The person who comes to mind right now (at 1:33 in the morning) is a woman I once knew briefly. In fact our acquaintance was so brief that by any reasonable standard our “relationship” is really a misnomer.  And since we barely knew each other, lamenting over this experience as if she was the one that got away seems a little ridiculous, yet here I am.  When I met the woman in question I was young and quite fond of myself. She knew this, which is probably why we never even became friends.


It was during the 90’s when I was an idealistic poet. Although I’d still like to think of myself as idealistic, a poet is something I have not been in quite some time. She is still a poet/writer and has earned many accolades. During those times when I wrote much more than I do now I thrived on peoples’ perceptions of me. I loved going on stage every week and spinning twines of verbiage which I spent days prior perfecting hoping to be rewarded with a rousing round of applause once it reached the stage. In hindsight, I see clearly how shallow I must have seemed to some, but I can honestly say that during those moments on the stages of the Brooklyn Moon or the Nuyorican Poet’s CafĂ© I really felt as if I was part of something that was larger than life. I felt like I was part of a collective of geniuses. She was among those few whom I deemed as such. I had great respect and admiration for her.


I remember one night after a performance at the Nuyorican I had an opportunity to walk to the train with her and some other folks whose names escape me. We walked for a few blocks making small talk about the night's showcases, the sound system, etc. until we reached a part of the journey that became very awkward. It was as if she pulled out a sword and sliced away all pretenses when she abruptly uttered the words “I hope you don’t think you are coming home with me because you’re not”. Needless to say the proverbial bubble was burst. There was nothing left to do accept deny the notion and make my way home. I suppose it would be stupid for me to “front” as if the thought had not crossed my mind, but in my own defense I have to say that it was no more than a passing idea that would go through any man’s mind when given the opportunity to talk to an attractive and brilliant woman like her. But I must also admit that if it was my mission it was inchoate at best.  Her words uprooted any such ideas before they even had a chance to germinate. Her approach was so direct that it left little room for any other interaction with her outside of a hello and some possible small talk in the days, months and years that followed.

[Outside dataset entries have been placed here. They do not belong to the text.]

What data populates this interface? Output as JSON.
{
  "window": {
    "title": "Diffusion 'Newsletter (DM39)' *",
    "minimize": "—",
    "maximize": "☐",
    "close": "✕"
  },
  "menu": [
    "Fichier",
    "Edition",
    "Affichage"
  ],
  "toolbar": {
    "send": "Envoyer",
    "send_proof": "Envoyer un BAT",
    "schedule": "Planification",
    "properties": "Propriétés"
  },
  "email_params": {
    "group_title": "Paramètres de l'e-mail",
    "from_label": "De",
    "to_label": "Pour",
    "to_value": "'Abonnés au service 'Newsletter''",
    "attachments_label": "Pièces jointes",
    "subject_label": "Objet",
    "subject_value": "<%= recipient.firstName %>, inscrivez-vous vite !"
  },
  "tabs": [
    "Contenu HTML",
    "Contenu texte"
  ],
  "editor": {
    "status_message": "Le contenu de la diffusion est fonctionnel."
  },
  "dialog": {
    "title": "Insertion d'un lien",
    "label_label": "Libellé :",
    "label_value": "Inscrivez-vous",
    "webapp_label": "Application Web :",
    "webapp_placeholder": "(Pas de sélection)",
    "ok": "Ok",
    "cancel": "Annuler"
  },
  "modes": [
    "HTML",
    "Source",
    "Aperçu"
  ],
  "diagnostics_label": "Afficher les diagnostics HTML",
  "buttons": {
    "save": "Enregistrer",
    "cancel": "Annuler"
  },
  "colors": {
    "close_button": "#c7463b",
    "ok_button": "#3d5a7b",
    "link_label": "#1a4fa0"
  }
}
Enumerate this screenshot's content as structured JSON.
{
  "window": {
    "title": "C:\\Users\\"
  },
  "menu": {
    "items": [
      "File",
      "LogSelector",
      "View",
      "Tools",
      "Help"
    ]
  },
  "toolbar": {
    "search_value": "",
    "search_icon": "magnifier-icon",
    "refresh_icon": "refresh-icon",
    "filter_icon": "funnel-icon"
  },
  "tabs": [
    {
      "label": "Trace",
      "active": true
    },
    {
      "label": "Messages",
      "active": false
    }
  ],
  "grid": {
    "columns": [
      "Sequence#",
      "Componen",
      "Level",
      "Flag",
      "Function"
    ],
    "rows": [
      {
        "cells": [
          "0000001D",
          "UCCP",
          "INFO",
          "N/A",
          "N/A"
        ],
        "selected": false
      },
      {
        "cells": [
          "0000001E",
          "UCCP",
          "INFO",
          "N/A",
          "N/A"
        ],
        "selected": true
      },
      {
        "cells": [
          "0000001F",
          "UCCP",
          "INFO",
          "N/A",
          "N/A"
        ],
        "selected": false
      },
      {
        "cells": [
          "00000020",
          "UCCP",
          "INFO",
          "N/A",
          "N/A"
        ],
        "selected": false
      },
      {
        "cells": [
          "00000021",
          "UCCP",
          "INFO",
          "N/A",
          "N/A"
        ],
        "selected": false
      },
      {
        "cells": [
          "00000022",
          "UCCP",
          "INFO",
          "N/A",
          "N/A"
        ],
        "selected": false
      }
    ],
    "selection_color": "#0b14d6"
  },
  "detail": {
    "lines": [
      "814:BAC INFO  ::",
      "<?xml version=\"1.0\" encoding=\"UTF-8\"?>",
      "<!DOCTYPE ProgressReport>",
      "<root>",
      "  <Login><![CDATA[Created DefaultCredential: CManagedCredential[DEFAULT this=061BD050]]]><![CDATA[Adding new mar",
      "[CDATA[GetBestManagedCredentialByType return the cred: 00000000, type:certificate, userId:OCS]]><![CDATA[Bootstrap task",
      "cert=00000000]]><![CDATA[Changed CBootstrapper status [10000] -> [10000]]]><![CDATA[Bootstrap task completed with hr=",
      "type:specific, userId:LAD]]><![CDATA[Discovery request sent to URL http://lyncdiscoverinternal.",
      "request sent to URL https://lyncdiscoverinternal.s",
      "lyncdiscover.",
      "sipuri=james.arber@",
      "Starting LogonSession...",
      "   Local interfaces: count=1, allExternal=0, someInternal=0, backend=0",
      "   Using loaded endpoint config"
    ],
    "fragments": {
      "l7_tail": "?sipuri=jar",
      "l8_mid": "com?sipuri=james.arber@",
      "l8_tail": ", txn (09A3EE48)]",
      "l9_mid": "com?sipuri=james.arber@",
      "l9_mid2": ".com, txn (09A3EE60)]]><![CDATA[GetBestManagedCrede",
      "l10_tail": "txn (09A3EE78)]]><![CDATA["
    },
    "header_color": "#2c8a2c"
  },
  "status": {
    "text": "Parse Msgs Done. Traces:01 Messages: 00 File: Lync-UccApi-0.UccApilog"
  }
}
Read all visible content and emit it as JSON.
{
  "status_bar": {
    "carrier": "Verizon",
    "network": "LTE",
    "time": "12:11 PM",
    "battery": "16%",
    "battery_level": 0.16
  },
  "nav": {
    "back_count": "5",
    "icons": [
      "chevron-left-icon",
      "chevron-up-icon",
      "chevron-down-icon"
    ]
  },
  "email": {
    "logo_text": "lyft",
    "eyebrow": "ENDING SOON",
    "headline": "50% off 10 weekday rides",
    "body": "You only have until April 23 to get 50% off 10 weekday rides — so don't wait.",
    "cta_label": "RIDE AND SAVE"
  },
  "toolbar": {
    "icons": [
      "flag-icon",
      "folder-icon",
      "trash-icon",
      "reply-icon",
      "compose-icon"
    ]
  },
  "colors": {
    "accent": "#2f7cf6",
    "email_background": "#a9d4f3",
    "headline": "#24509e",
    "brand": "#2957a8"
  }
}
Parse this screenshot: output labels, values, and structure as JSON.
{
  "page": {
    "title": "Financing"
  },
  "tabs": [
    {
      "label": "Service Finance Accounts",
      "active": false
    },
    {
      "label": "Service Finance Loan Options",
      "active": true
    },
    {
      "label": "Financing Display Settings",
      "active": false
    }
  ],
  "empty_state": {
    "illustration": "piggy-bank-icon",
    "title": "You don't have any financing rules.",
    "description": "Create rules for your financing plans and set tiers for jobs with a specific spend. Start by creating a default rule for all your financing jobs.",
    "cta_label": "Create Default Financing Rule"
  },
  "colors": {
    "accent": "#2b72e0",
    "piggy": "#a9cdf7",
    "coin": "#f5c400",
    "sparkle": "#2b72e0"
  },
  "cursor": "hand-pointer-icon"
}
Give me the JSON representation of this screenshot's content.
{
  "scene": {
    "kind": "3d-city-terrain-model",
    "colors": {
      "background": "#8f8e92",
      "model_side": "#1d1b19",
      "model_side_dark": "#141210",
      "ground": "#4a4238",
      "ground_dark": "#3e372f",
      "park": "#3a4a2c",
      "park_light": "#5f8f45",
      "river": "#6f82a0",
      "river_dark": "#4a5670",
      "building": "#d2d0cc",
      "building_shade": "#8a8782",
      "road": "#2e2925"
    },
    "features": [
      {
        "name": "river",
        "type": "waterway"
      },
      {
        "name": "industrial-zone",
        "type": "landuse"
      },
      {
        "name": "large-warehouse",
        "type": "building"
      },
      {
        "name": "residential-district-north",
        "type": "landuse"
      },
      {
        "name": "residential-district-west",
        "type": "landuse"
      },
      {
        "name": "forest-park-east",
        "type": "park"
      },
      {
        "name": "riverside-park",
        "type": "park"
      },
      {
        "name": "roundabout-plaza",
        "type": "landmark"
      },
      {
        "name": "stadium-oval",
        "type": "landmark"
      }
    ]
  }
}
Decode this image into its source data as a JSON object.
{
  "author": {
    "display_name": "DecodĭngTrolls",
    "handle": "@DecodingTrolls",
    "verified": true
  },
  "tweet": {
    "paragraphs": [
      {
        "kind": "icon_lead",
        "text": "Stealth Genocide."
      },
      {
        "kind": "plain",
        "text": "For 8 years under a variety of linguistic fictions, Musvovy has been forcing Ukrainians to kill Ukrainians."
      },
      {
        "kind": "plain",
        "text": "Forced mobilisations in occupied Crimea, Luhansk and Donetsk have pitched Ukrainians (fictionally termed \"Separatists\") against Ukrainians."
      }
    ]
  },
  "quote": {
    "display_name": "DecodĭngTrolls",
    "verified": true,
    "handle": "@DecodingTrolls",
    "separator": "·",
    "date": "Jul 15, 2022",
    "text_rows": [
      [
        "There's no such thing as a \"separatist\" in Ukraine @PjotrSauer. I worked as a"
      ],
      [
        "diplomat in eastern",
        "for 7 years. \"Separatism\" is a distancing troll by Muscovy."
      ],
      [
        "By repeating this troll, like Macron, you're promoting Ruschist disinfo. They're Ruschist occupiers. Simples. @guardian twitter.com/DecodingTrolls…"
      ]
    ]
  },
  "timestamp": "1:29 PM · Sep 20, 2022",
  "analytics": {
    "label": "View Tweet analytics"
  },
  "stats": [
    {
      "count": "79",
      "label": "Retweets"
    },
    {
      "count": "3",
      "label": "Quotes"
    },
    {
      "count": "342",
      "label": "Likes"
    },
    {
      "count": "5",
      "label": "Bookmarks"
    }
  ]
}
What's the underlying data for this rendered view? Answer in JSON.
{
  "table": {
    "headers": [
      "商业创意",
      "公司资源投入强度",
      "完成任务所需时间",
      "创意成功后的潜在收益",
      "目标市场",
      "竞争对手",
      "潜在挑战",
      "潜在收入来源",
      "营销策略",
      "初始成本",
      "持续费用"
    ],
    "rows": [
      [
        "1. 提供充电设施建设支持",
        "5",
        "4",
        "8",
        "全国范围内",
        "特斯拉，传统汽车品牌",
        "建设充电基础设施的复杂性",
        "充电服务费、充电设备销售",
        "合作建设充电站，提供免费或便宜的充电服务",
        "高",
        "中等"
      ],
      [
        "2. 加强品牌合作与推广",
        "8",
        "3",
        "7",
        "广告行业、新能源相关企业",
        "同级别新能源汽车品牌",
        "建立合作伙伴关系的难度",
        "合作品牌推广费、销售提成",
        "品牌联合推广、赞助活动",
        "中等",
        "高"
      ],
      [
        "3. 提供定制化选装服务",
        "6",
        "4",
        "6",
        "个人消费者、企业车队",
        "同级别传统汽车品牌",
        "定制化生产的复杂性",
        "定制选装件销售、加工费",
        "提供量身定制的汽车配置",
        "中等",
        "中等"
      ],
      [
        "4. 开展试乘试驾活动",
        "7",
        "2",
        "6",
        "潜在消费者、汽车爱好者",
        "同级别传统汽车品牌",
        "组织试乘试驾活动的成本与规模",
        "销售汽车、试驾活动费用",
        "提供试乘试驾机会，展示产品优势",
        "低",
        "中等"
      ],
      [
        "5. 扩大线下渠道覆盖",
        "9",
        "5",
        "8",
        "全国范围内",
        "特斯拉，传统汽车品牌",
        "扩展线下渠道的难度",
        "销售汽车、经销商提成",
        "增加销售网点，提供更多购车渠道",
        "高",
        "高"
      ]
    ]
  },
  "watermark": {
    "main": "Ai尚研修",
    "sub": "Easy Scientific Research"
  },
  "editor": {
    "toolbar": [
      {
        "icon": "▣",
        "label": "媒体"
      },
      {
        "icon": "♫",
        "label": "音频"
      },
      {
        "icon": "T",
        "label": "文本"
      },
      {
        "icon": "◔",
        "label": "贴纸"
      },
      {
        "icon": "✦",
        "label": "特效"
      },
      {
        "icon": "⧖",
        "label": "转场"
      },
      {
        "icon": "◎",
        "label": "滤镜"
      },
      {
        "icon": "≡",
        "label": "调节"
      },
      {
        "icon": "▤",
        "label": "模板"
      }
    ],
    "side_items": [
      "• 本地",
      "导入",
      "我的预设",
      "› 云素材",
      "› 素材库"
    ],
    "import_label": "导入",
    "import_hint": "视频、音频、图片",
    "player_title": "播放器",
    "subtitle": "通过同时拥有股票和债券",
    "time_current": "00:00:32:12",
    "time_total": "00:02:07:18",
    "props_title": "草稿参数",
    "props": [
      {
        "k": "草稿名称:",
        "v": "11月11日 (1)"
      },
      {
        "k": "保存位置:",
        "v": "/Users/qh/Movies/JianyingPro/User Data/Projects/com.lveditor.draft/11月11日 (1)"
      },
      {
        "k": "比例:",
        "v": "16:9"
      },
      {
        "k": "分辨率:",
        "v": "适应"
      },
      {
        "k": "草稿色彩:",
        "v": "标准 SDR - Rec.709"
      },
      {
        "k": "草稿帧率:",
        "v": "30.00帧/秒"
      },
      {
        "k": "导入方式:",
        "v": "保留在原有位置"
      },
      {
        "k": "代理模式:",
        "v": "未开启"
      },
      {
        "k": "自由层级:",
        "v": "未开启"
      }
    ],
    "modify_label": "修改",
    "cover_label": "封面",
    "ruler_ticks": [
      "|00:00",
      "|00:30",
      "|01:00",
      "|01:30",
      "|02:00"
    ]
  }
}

It is not as if this sort of thing hasn’t happened before in my single life which seems eons ago. Neither is it a secret that for every moment of triumph that exists in the life of a young “player” there are equally as many if not more times when he will crash and burn. I suppose these memories are kind of like my own personal black box that has been recovered from my own personal wreckage. What is unique about this situation is that my plane never even left the runway. It actually exploded before I even thought about boarding. Honestly, it’s quite laughable. Part of me wants to blame it on my friend “T”, who was considered a notorious player back then. It’s quite possible (at least my ego tells me) that my guilt by association with him is what really killed my chances with her. But that would be a cop out of course. What is important is that she has gone on to accomplish many of the things that I had always hoped I would in writing. She has written poetry, which I have taught in my classroom.  One poem was so moving; I literally fought back tears in the middle of my lesson. I remember seeing her on the street after some years and mawkishly gushing to her how much her poem affected me. Her response was a blank stare.  I believe that that was her way of telling me to stop trying.  And whether it was her physical home or a place in her well-guarded sensibilities, I was not invited.

I realize now that during the time of our acquaintance when I was merely performing poetry, she was using it for a greater purpose that I am only now beginning to understand. At the very least, it was a way and a means for her to navigate through the often murky landscape of identity and gender in a land where such concepts can be landmines waiting to explode. Somewhere inside of me I believe I understood that then, but it would be some years later that such insight would make its way to the surface; like in my classroom on the third anniversary of 911 a half a breath away from tears.


I suppose this post is an open apology and a thanks to her; an apology for ever giving her the slightest impression that I would undermine her or her mission as a writer; a thanks for bringing me deeper understanding of myself. It is often that the most humbling moments in our lives are the ones that give us the most wisdom.